Tim Verhoeven: Hallo Christoph, die Ergebnisse deiner Candidate Experience Studie wurden kürzlich veröffentlicht. Falls es doch noch Leser meines Blogs geben sollte, welche die Studie noch nicht kennen: Fasse bitte die wichtigsten Ergebnisse kurz zusammen.

Christoph Athanas: Hallo Tim, das mache ich gern: Unsere Candidate Experience Studie hat konkrete Bewerbungserlebnisse von 1379 Personen untersucht. Wir konnten darin Candidate Experience als eine Form der Vertrauensbeziehung zwischen rekrutierendem Unternehmen und dem Bewerber erkennen. Diese Vertrauensbeziehung muss aufgebaut und erhalten werden um eine positive Kandidatenerfahrung zu schaffen.

Dies geschieht in drei Dimensionen:

  1. Klarheit und Integrität in Kommunikation und Handeln der Rekrutierungsorganisation
  2. Augenhöhe und Wohlwollen gegenüber dem Bewerber
  3. Ergebnisorientierung, d.h. Aktivität hin zur Einstellungsentscheidung.

Diese drei Dimensionen sind alle bedeutend, wobei Augenhöhe und Wohlwollen, also die Wertschätzung für den Bewerber, die Königsdisziplin ist. Als besonders wichtige Komponente haben wir deshalb auch feststellen können, dass das Auftreten und Verhalten der Unternehmensvertreter hierzu extrem erfolgskritisch ist. Fast immer wo final eine positive Kandidatenerfahrung entstanden ist, wurde auch jener Aspekt positiv beurteilt.

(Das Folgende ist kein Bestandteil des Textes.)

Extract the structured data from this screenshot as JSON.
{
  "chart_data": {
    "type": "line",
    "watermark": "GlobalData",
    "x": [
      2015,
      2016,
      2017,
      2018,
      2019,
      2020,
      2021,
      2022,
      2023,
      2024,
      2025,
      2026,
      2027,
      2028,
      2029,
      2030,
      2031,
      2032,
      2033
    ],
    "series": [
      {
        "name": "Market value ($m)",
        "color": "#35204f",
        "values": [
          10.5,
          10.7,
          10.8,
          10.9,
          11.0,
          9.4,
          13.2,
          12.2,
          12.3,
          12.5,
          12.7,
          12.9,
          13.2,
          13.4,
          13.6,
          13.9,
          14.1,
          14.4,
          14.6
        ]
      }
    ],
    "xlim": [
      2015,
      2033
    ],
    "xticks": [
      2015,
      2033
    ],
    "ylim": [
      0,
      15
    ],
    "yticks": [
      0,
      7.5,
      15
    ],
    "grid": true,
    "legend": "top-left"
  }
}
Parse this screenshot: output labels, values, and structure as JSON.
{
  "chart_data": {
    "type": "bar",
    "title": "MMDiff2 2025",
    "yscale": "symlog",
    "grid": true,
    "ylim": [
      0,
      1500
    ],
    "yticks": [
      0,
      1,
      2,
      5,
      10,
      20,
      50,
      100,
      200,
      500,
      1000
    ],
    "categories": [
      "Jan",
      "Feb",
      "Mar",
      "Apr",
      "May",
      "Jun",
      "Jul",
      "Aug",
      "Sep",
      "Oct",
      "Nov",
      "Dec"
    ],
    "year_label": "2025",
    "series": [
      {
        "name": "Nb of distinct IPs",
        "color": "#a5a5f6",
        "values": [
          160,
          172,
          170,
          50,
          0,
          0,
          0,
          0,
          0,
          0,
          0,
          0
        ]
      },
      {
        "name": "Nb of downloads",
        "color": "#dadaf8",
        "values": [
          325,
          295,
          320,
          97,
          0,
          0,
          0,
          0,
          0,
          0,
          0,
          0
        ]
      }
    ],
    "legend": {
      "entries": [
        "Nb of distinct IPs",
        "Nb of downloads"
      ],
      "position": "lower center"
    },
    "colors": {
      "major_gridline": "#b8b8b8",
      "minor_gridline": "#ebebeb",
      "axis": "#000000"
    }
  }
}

Im Rahmen unserer Studie haben wir also Faktoren für oder wider einer positiven Kandidatenerfahrung ermitteln können und außerdem den Einfluss der Candidate Experience auf das Arbeitgeberimage hinterfragt. Hier zeigt sich, dass dieses unter schlechten Bewerbererfahrungen stark leidet, während es bei positiver Cand Ex selbst dann keinen Schaden nimmt, wenn der Bewerber abgelehnt wurde. Dies bekommt besondere Brisanz, da vier von fünf Bewerbern ihre mit dem jeweiligen Arbeitgeber gemachten Erfahrungen anderen mitteilen. Natürlich haben wir außerdem jede Menge interessanter und für Unternehme nützlicher Daten ermitteln können in welchen Phasen einer Bewerbung welche Aspekte für die Candidate Experience prägend sind und wo Bewerber welche Erwartungen haben. Wer mehr wissen will, sollte die Studie bei uns kostenfrei downloaden.

Tim Verhoeven:  Gibt es bei deinen Ergebnissen demografische Unterschiede bei Fragen zur Candidate Experience?

Christoph Athanas: Allerdings! Es gibt eine Reihe Ergebnisse, welche sich verändern, wenn man sich unterschiedliche Altersgruppen ansieht. Besonders betrifft das die Gruppe der unter 30-Jährigen. Ein Beispiel dafür, quasi als der Einstieg in jede Candidate Experience, ist die Jobsuche und Arbeitgeberrecherche: Die unter 30-Jährigen nutzen weit stärker Google dafür. Die Bewerber unter Dreißig legen auch viel mehr Wert auf die Webseite des Arbeitgebers und sind greifen stärker auf Job-Empfehlungen durch Freunde und Bekannte zurück. Gleichfalls haben Print-Erzeugnisse für diese Gruppe nur noch eine begrenzte Attraktivität bei der Jobsuche. Nur insgesamt 16% von ihnen geben an diesen Kanal immer oder meistens zur Stellen- und Arbeitgeberrecherche zu verwenden.

Es gibt allerdings auch recht viele stabile Ergebnisse, wo das Alter keine Rolle spielt. Bewerber egal welchen Alters haben bspw. ganz ähnliche Informationsprioritäten im Hinblick auf Jobs. Die grundsätzliche Aussage unserer Studie über die Notwendigkeit einer ausbalancierten Vertrauensbeziehung vom Unternehmen zum Kandidaten gilt ebenfalls ohne Alterseinschränkung.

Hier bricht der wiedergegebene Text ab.